Parallax
Well-known member
- Joined
- Nov 16, 2023
- Messages
- 460
- Reaction score
- 456
You can win a Superbowl with an average QB surrounded by an amazing team. You can win a Superbowl with an amazing QB surrounded by an average team. But you need one or the other. Which way is more likely to lead to success in the relatively near future? Hard to say.I admitted you’re damned either way very often. Why not just go with bird in the hand who gets you to the playoffs consistently (ok brink last year) because the glaring, resounding, obvious deficiency on this team is defense. Swing for the first four rounds to fill those holes and even if 1.5 hit we are a playoffs team next year. Miss on QBOTF and we are so far behind the curve it’s crazy and as i alluded earlier, who knows what dominos then fall to allow divisional teams to fill holes.

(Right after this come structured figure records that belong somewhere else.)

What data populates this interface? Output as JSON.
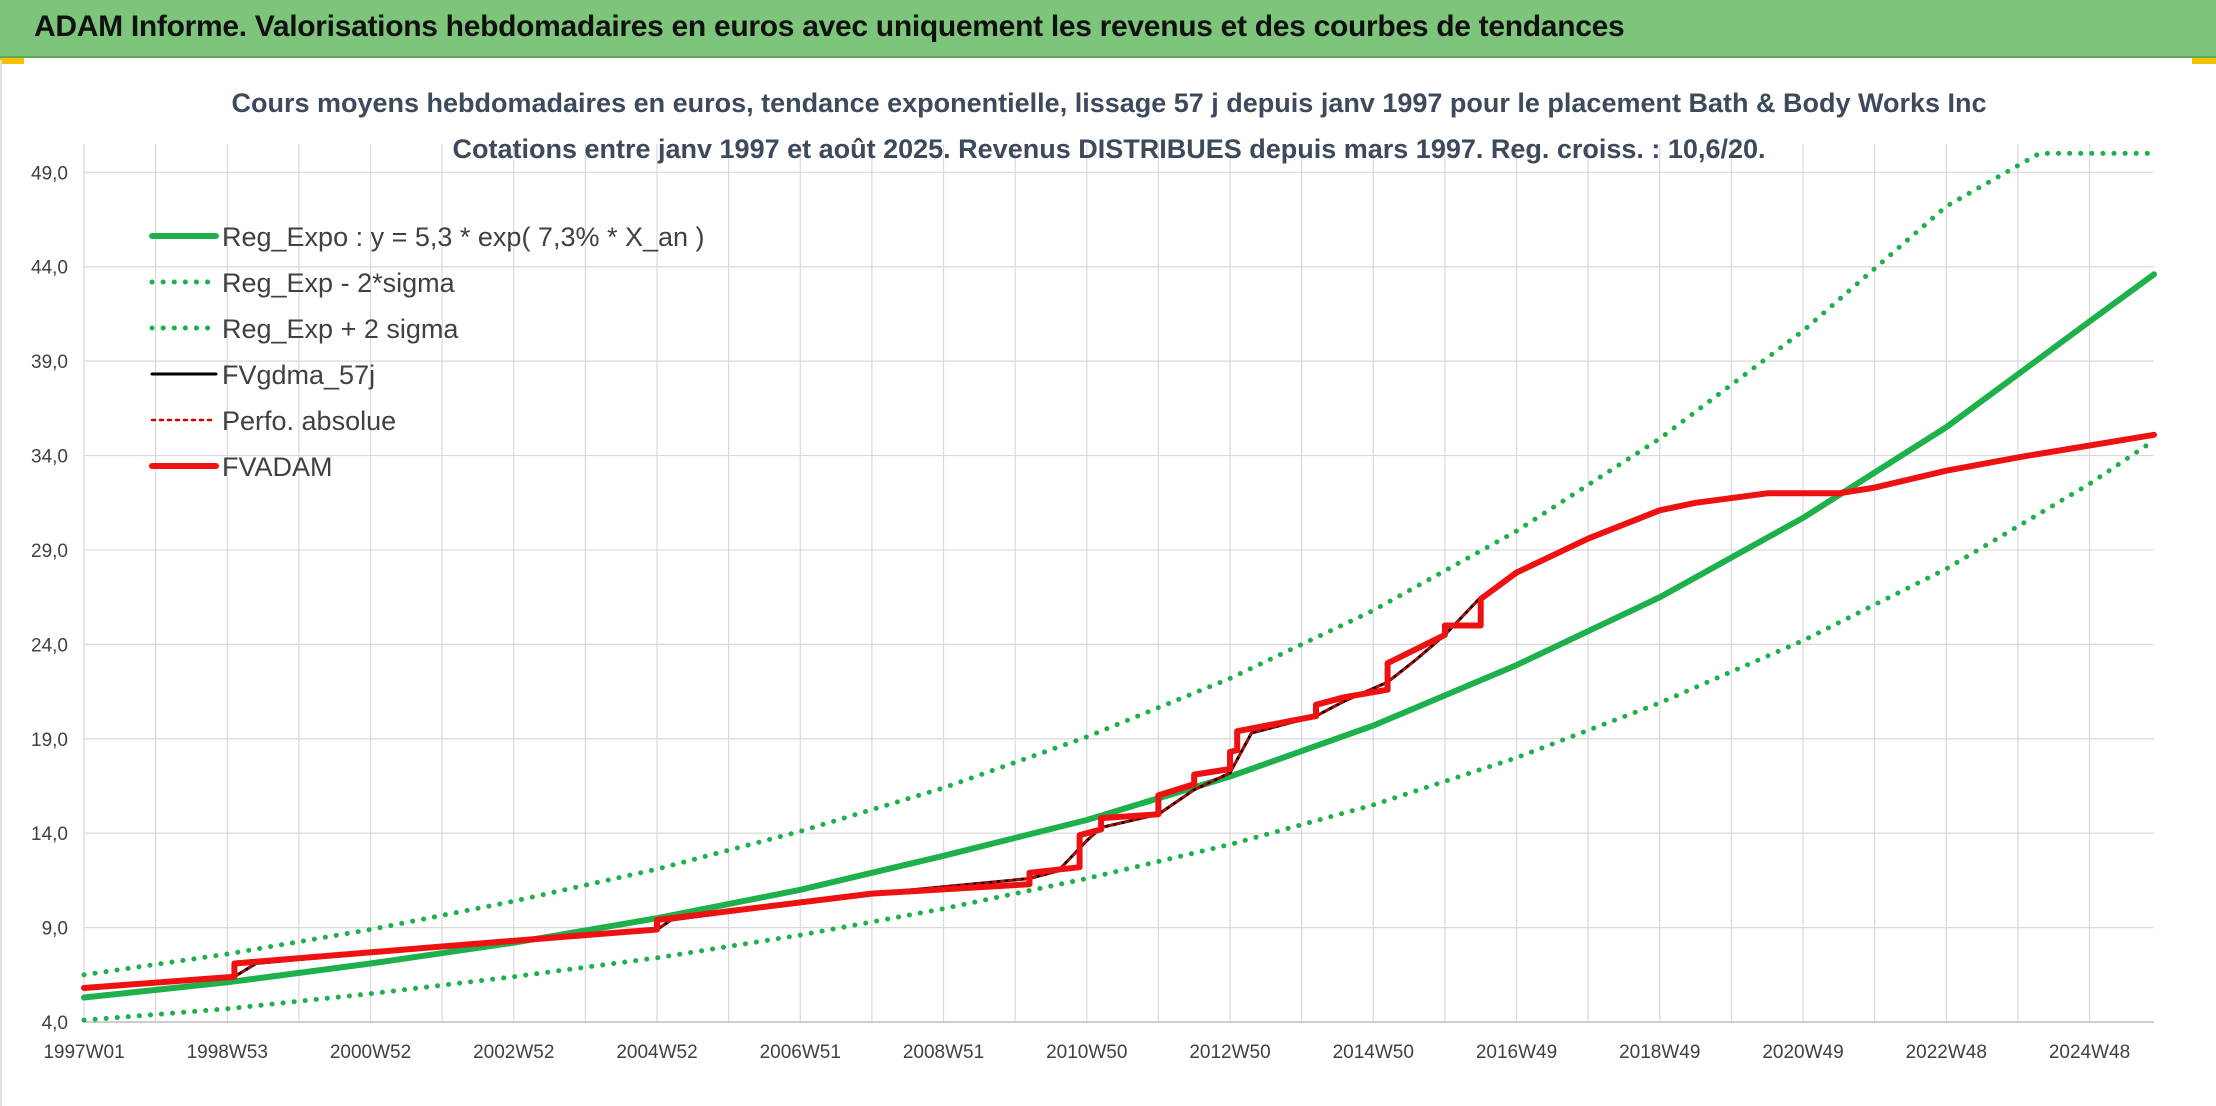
{
  "banner": {
    "title": "ADAM Informe. Valorisations hebdomadaires en euros avec uniquement les revenus et des courbes de tendances"
  },
  "colors": {
    "banner_bg": "#7dc57a",
    "trend_green": "#1db04b",
    "fvgdma_black": "#000000",
    "fvadam_red": "#ee1111",
    "perfo_red": "#cc0000",
    "grid": "#d9d9d9"
  },
  "chart_data": {
    "type": "line",
    "title": "Cours moyens hebdomadaires en euros, tendance exponentielle, lissage 57 j depuis janv 1997 pour le placement Bath & Body Works Inc",
    "subtitle": "Cotations entre janv 1997 et août 2025. Revenus DISTRIBUES depuis mars 1997. Reg. croiss. : 10,6/20.",
    "xlabel": "",
    "ylabel": "",
    "ylim": [
      4.0,
      50.5
    ],
    "xlim": [
      1997.0,
      2025.9
    ],
    "grid": true,
    "legend_position": "top-left",
    "x_ticks": [
      {
        "x": 1997.0,
        "label": "1997W01"
      },
      {
        "x": 1999.0,
        "label": "1998W53"
      },
      {
        "x": 2001.0,
        "label": "2000W52"
      },
      {
        "x": 2003.0,
        "label": "2002W52"
      },
      {
        "x": 2005.0,
        "label": "2004W52"
      },
      {
        "x": 2007.0,
        "label": "2006W51"
      },
      {
        "x": 2009.0,
        "label": "2008W51"
      },
      {
        "x": 2011.0,
        "label": "2010W50"
      },
      {
        "x": 2013.0,
        "label": "2012W50"
      },
      {
        "x": 2015.0,
        "label": "2014W50"
      },
      {
        "x": 2017.0,
        "label": "2016W49"
      },
      {
        "x": 2019.0,
        "label": "2018W49"
      },
      {
        "x": 2021.0,
        "label": "2020W49"
      },
      {
        "x": 2023.0,
        "label": "2022W48"
      },
      {
        "x": 2025.0,
        "label": "2024W48"
      }
    ],
    "y_ticks": [
      {
        "y": 4.0,
        "label": "4,0"
      },
      {
        "y": 9.0,
        "label": "9,0"
      },
      {
        "y": 14.0,
        "label": "14,0"
      },
      {
        "y": 19.0,
        "label": "19,0"
      },
      {
        "y": 24.0,
        "label": "24,0"
      },
      {
        "y": 29.0,
        "label": "29,0"
      },
      {
        "y": 34.0,
        "label": "34,0"
      },
      {
        "y": 39.0,
        "label": "39,0"
      },
      {
        "y": 44.0,
        "label": "44,0"
      },
      {
        "y": 49.0,
        "label": "49,0"
      }
    ],
    "series": [
      {
        "name": "Reg_Expo : y = 5,3 * exp( 7,3% *  X_an )",
        "style": "solid-thick",
        "color": "#1db04b",
        "x": [
          1997.0,
          1999.0,
          2001.0,
          2003.0,
          2005.0,
          2007.0,
          2009.0,
          2011.0,
          2013.0,
          2015.0,
          2017.0,
          2019.0,
          2021.0,
          2023.0,
          2025.0,
          2025.9
        ],
        "y": [
          5.3,
          6.1,
          7.1,
          8.2,
          9.5,
          11.0,
          12.8,
          14.7,
          17.0,
          19.7,
          22.9,
          26.5,
          30.7,
          35.5,
          41.1,
          43.6
        ]
      },
      {
        "name": "Reg_Exp - 2*sigma",
        "style": "dotted",
        "color": "#1db04b",
        "x": [
          1997.0,
          1999.0,
          2001.0,
          2003.0,
          2005.0,
          2007.0,
          2009.0,
          2011.0,
          2013.0,
          2015.0,
          2017.0,
          2019.0,
          2021.0,
          2023.0,
          2025.0,
          2025.9
        ],
        "y": [
          4.1,
          4.7,
          5.5,
          6.4,
          7.4,
          8.6,
          10.0,
          11.6,
          13.4,
          15.5,
          18.0,
          20.9,
          24.2,
          28.0,
          32.5,
          34.8
        ]
      },
      {
        "name": "Reg_Exp + 2 sigma",
        "style": "dotted",
        "color": "#1db04b",
        "x": [
          1997.0,
          1999.0,
          2001.0,
          2003.0,
          2005.0,
          2007.0,
          2009.0,
          2011.0,
          2013.0,
          2015.0,
          2017.0,
          2019.0,
          2021.0,
          2023.0,
          2024.3,
          2025.9
        ],
        "y": [
          6.5,
          7.6,
          8.9,
          10.4,
          12.1,
          14.1,
          16.4,
          19.1,
          22.2,
          25.8,
          30.0,
          34.9,
          40.6,
          47.2,
          50.0,
          50.0
        ]
      },
      {
        "name": "FVgdma_57j",
        "style": "solid",
        "color": "#000000",
        "x": [
          1997.0,
          1999.1,
          1999.4,
          2002.0,
          2004.0,
          2005.0,
          2005.2,
          2008.0,
          2010.2,
          2010.6,
          2011.0,
          2011.2,
          2012.0,
          2012.5,
          2013.0,
          2013.3,
          2014.2,
          2014.6,
          2015.2,
          2015.6,
          2016.0,
          2016.5,
          2017.0,
          2018.0,
          2019.0,
          2019.5,
          2020.5,
          2021.5,
          2022.0,
          2023.0,
          2024.0,
          2025.9
        ],
        "y": [
          5.8,
          6.4,
          7.1,
          8.0,
          8.6,
          8.9,
          9.4,
          10.8,
          11.6,
          12.0,
          13.6,
          14.3,
          15.0,
          16.3,
          17.2,
          19.3,
          20.2,
          21.0,
          22.0,
          23.2,
          24.5,
          26.5,
          27.8,
          29.6,
          31.1,
          31.5,
          32.0,
          32.0,
          32.3,
          33.2,
          33.9,
          35.1
        ]
      },
      {
        "name": "Perfo. absolue",
        "style": "dotted",
        "color": "#cc0000",
        "x": [
          1997.0,
          1999.1,
          1999.4,
          2002.0,
          2004.0,
          2005.0,
          2005.2,
          2008.0,
          2010.2,
          2010.6,
          2011.0,
          2011.2,
          2012.0,
          2012.5,
          2013.0,
          2013.3,
          2014.2,
          2014.6,
          2015.2,
          2015.6,
          2016.0,
          2016.5,
          2017.0,
          2018.0,
          2019.0,
          2019.5,
          2020.5,
          2021.5,
          2022.0,
          2023.0,
          2024.0,
          2025.9
        ],
        "y": [
          5.8,
          6.4,
          7.1,
          8.0,
          8.6,
          8.9,
          9.4,
          10.8,
          11.6,
          12.0,
          13.6,
          14.3,
          15.0,
          16.3,
          17.2,
          19.3,
          20.2,
          21.0,
          22.0,
          23.2,
          24.5,
          26.5,
          27.8,
          29.6,
          31.1,
          31.5,
          32.0,
          32.0,
          32.3,
          33.2,
          33.9,
          35.1
        ]
      },
      {
        "name": "FVADAM",
        "style": "solid-thick",
        "color": "#ee1111",
        "x": [
          1997.0,
          1999.1,
          1999.1,
          2002.0,
          2004.0,
          2005.0,
          2005.0,
          2008.0,
          2010.2,
          2010.2,
          2010.9,
          2010.9,
          2011.2,
          2011.2,
          2012.0,
          2012.0,
          2012.5,
          2012.5,
          2013.0,
          2013.0,
          2013.1,
          2013.1,
          2014.2,
          2014.2,
          2014.6,
          2014.6,
          2015.2,
          2015.2,
          2016.0,
          2016.0,
          2016.5,
          2016.5,
          2017.0,
          2018.0,
          2019.0,
          2019.5,
          2020.5,
          2021.5,
          2022.0,
          2023.0,
          2024.0,
          2025.9
        ],
        "y": [
          5.8,
          6.4,
          7.1,
          8.0,
          8.6,
          8.9,
          9.4,
          10.8,
          11.3,
          11.9,
          12.2,
          13.9,
          14.2,
          14.8,
          15.0,
          16.0,
          16.6,
          17.1,
          17.4,
          18.3,
          18.4,
          19.4,
          20.2,
          20.8,
          21.2,
          21.2,
          21.6,
          23.0,
          24.5,
          25.0,
          25.0,
          26.4,
          27.8,
          29.6,
          31.1,
          31.5,
          32.0,
          32.0,
          32.3,
          33.2,
          33.9,
          35.1
        ]
      }
    ]
  }
}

I pretty much thought i summed it up when I’ve said Mahomes couldn’t carry this defense to the Super Bowl. That’s a foundational argument to my viewpoint. How many top tier picks can we gamble on QB and still be able to return this defense to even slightly above league average? I say none at this point.

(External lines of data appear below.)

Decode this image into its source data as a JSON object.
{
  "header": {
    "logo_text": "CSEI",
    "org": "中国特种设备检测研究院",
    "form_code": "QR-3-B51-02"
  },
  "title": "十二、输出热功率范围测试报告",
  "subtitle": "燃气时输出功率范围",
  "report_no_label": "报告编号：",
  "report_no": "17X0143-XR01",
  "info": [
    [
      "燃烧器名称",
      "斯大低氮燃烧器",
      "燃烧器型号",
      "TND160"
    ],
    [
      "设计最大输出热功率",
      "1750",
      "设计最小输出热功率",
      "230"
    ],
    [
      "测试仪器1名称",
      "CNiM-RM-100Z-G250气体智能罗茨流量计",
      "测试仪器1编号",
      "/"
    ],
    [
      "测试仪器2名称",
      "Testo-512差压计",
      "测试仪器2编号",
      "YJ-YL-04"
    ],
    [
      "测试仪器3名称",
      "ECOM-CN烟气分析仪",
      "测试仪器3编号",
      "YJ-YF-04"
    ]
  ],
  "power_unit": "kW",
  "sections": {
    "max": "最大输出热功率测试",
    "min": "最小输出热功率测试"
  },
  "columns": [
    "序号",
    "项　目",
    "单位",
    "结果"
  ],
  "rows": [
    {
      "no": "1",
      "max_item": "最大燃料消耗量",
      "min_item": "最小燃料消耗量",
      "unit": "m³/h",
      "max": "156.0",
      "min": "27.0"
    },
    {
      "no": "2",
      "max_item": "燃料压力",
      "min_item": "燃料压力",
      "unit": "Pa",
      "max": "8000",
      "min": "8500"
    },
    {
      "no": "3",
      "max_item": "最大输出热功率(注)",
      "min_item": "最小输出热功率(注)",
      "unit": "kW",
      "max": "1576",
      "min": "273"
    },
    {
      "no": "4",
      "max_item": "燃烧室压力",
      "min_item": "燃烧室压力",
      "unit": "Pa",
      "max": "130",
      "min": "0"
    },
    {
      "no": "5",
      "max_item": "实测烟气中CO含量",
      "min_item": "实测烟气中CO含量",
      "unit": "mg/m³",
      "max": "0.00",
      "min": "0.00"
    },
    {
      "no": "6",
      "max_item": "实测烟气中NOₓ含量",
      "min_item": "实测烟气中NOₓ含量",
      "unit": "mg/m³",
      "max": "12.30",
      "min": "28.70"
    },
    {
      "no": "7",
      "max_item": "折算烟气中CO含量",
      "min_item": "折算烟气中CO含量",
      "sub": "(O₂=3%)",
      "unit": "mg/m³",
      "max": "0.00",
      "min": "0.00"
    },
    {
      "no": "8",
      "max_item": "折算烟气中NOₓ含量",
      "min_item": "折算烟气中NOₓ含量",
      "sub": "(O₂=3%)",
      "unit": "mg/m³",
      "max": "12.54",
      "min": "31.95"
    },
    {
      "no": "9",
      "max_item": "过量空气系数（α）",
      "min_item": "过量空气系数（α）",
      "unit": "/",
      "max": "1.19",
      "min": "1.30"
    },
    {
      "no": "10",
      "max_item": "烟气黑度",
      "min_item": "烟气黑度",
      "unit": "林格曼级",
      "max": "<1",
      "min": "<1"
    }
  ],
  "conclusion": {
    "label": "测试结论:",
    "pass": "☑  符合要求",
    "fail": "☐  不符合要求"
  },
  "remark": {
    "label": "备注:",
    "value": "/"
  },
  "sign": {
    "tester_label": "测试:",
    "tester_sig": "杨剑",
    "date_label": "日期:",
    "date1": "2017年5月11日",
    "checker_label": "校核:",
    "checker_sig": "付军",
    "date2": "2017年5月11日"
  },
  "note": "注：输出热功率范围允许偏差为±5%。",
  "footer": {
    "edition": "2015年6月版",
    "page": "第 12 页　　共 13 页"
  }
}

The basics in my book are to make sure that every draft you take the top guy available on your board each time you come up to bat. If that's a QB, great. If not, that's fine too.
Fill in with reasonably priced free agents. That means waiting while teams take big swings on expensive guys. Don't spend money or lose compensatory picks in that part of the process. Wait until everything settles down and your comp picks are safe. Then see who's left.

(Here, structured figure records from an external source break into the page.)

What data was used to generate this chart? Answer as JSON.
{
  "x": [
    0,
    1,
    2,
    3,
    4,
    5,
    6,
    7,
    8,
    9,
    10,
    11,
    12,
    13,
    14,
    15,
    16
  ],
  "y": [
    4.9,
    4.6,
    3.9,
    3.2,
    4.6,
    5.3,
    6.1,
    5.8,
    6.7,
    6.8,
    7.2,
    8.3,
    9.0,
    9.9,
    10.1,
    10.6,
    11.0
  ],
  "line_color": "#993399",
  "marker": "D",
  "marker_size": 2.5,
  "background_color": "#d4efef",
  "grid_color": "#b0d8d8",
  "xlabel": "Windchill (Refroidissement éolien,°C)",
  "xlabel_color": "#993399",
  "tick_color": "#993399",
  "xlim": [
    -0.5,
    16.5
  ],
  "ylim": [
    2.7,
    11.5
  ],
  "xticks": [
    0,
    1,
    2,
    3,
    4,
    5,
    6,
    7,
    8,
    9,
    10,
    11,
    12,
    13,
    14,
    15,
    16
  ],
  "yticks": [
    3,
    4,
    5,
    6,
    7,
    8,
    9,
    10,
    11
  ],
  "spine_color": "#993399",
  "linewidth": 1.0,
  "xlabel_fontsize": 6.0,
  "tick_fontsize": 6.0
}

That might mean signing an undervalued guy like Baker Mayfield last year. It might mean swinging for the fences with a guy like Will Levis.
Know that, whichever direction you go, the odds are long. A team can make up for long odds in part by scheming well, creating a healthy culture, coaching well, pounding the weight room, etc. To win a Superbowl will likely take all of that and some dumb luck.